"how you go from that step to the next?"
airie stated that
1/(k(k+1)(k+2)) = 1/k(1/(k+1)-1/(k+2)) (easily verified by expanding the RHS)
Now by a similar method:
1/(k(k+1)(k+2)) = 1/(k+2)(1/k - 1/(k+1)) (easily verified)
now she has just grouped the two terms which are in teh same column
so - 1/1 * 1/3 + 1/2 * 1/3 = 1/3(1/2 - 1/1) = -1/3(1/1 - 1/2) = -1/(1*2*3)
where the last equality is derived from the second identity.
"1. As n approaches infinity, so do n+1, n+2, ..., 2n, thus 1/(n+1), 1/(n+2), ..., 1/2n all approach zero; therefore the sum Xn approaches zero."

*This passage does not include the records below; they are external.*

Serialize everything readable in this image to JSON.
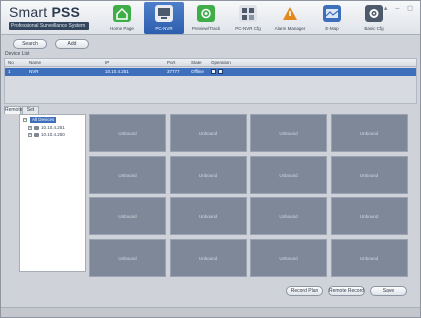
{
  "app": {
    "title_light": "Smart ",
    "title_bold": "PSS",
    "subtitle": "Professional Surveillance System",
    "window_controls": "▴ – ◻"
  },
  "nav": [
    {
      "label": "Home Page",
      "icon": "home-icon",
      "color": "#3fae49",
      "active": false
    },
    {
      "label": "PC-NVR",
      "icon": "nvr-icon",
      "color": "#4d5a6b",
      "active": true
    },
    {
      "label": "Preview/Track",
      "icon": "preview-icon",
      "color": "#3fae49",
      "active": false
    },
    {
      "label": "PC-NVR Cfg",
      "icon": "config-icon",
      "color": "#4d5a6b",
      "active": false
    },
    {
      "label": "Alarm Manager",
      "icon": "alarm-icon",
      "color": "#e28a1f",
      "active": false
    },
    {
      "label": "E-Map",
      "icon": "emap-icon",
      "color": "#3d6fbd",
      "active": false
    },
    {
      "label": "Basic Cfg",
      "icon": "settings-icon",
      "color": "#4d5a6b",
      "active": false
    }
  ],
  "toolbar": {
    "search_label": "Search",
    "add_label": "Add",
    "device_list_label": "Device List"
  },
  "device_table": {
    "columns": [
      "No",
      "Name",
      "IP",
      "Port",
      "State",
      "Operation"
    ],
    "rows": [
      {
        "no": "1",
        "name": "NVR",
        "ip": "10.10.4.251",
        "port": "37777",
        "state": "Offline"
      }
    ]
  },
  "tabs": {
    "tab1": "Remote",
    "tab2": "Set"
  },
  "tree": {
    "root": "All Devices",
    "nodes": [
      "10.10.4.251",
      "10.10.4.250"
    ]
  },
  "grid": {
    "cell_label": "Unbound",
    "rows": 4,
    "cols": 4
  },
  "bottom": {
    "btn1": "Record Plan",
    "btn2": "Remote Record",
    "btn3": "Save"
  }
}
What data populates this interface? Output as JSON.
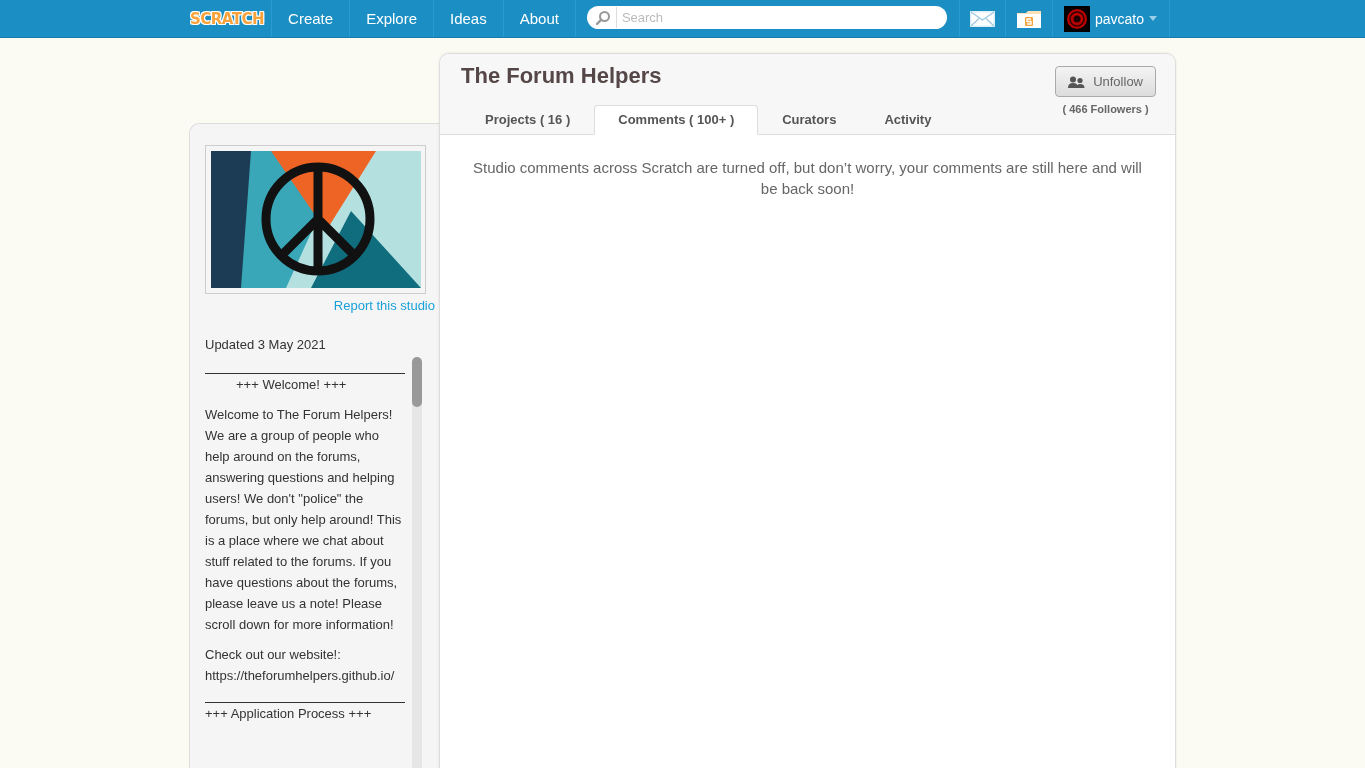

Unfortunately this is wrong I think.
1/(n+1) > 1/2n
1/(n+2) > 1/2n
...
1/2n = 1/2n
And there are n terms in our sum X_n. So:
X_n > 1/2n + 1/2n + ... + 1/2n
= n(1/2n)
=1/2
and this is irrespective of how large n is. In addition:
1/(n+1) < 1/n
1/(n+2) < 1/n
...
1/2n < 1/n
Adding these n terms together yields:
X_n < 1/n + 1/n + ... + 1/n
= n(1/n)
= 1
so we know that for all n (there may be equality for small n), 1 > X_n > 1/2.
The answer is log2 (natural log) I'm pretty sure but I have no elementary way to derive that.